According to stats released by the unit, PTV, Geo, ARY, Express News, DawnNews and ATV showed the bulk of the coverage monitored from 6pm to 12 pm for the month showed that all channels concerned focused on talk shows, analysis and discussions on the elections rather than actual investigative/educational reporting.

A whopping 58 per cent of PTV's election coverage revolved around editorial content i.e opinions and analysis. In other words, talk, talk and talk. Geo was not far behind with 46 per cent of editorial content, ATV 41, ARY and Dawn News 40 and Express News 39 per cent.

The monitoring was conducted using international methodological standards of quantitative and qualitative analysis and observed media coverage of the elections in order to asses:

- The access granted to candidates, political parties and coalitions in the mass media and whether this coverage was fair and balanced;

- Whether candidates, political parties and coalitions standing for election were covered in an unbiased and equitable manner, particularly the public media;

- The tone of media coverage towards the candidates, political parties and coalitions;

- and whether the electorate was gaining diverse and impartial information in order to make an informed choice on Election Day.

Not surprisingly Geo TV had the highest percentage of reporting on Nawaz Sharif's Pakistan Muslim League (N) than any other channel even as almost all channels seemed fixated on Mr. Sharif's party. Express News, DawnNews and PTV were the others to spend a major portion of their election coverage focused on PML (N).

MQM and not PTI or PPPP, as most imagined, got the second highest share of overall TV coverage during this duration with Geo once gain leading, Express News and DawnNews following.

Less than one third of the overall coverage highlighted Imran Khan's Pakistan Tehreek -i-Insaaf Party (PTI) with Geo yet again providing the most coverage.

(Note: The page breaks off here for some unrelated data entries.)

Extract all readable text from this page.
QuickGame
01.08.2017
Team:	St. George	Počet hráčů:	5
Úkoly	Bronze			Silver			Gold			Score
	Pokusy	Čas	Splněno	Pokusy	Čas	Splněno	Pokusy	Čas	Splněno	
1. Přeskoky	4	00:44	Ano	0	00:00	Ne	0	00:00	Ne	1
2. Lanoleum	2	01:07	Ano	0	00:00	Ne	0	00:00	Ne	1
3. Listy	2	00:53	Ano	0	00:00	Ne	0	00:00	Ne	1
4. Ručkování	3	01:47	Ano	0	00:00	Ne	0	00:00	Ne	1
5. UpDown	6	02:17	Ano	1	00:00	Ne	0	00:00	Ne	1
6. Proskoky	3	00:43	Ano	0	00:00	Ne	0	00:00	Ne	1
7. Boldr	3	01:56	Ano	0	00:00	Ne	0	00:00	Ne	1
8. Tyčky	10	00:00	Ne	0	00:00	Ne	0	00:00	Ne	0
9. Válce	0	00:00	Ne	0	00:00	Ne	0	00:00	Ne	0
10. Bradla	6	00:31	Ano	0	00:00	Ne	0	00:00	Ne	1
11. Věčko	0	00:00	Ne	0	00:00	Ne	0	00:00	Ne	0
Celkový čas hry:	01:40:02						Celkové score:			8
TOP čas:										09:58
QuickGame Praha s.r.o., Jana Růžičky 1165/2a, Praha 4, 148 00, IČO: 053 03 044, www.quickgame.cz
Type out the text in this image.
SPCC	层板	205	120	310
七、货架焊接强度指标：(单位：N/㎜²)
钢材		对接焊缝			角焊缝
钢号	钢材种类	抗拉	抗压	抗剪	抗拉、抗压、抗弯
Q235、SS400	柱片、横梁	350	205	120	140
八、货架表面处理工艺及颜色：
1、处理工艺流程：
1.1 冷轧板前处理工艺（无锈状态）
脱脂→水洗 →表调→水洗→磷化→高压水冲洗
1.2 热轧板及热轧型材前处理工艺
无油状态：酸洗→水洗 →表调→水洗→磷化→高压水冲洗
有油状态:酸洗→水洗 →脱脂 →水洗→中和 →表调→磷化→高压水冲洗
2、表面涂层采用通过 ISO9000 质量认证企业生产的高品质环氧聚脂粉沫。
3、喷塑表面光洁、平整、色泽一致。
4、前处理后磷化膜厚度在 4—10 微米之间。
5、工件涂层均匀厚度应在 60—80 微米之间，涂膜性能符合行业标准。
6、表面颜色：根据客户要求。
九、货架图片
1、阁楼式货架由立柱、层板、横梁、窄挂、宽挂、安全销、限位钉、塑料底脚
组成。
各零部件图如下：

Strangely enough more than 60 per cent of ATV's coverage of the election seemed to focus only on PPPP, which was seemingly ignored by Geo, DawnNews and Express News, but given marginally better coverage by ARY.

One stat that really stood out was that all news channels basically ignored balanced coverage when it came to time allotted to candidates on the basis of gender and gender identity.

Geo's coverage was totally lopsided with an enormous 97 percent focused only on male candidates, while PTV managed only four percent on women and ATV 5 percent.

For more information please access: http://eueom.eu/files/dmfile/eu-eom-media-results_en.pdf

Key Points

  • EU monitoring assessed election coverage from April 8 to May 9, 2013.
  • PTV led with 58% of coverage as editorial content; Geo followed at 46%.
  • Majority of channels failed to provide balanced gender representation in candidate coverage.
  • MQM received more coverage than expected, overshadowing PTI and PPPP.
  • Overall, channels prioritized opinions and analysis over factual reporting.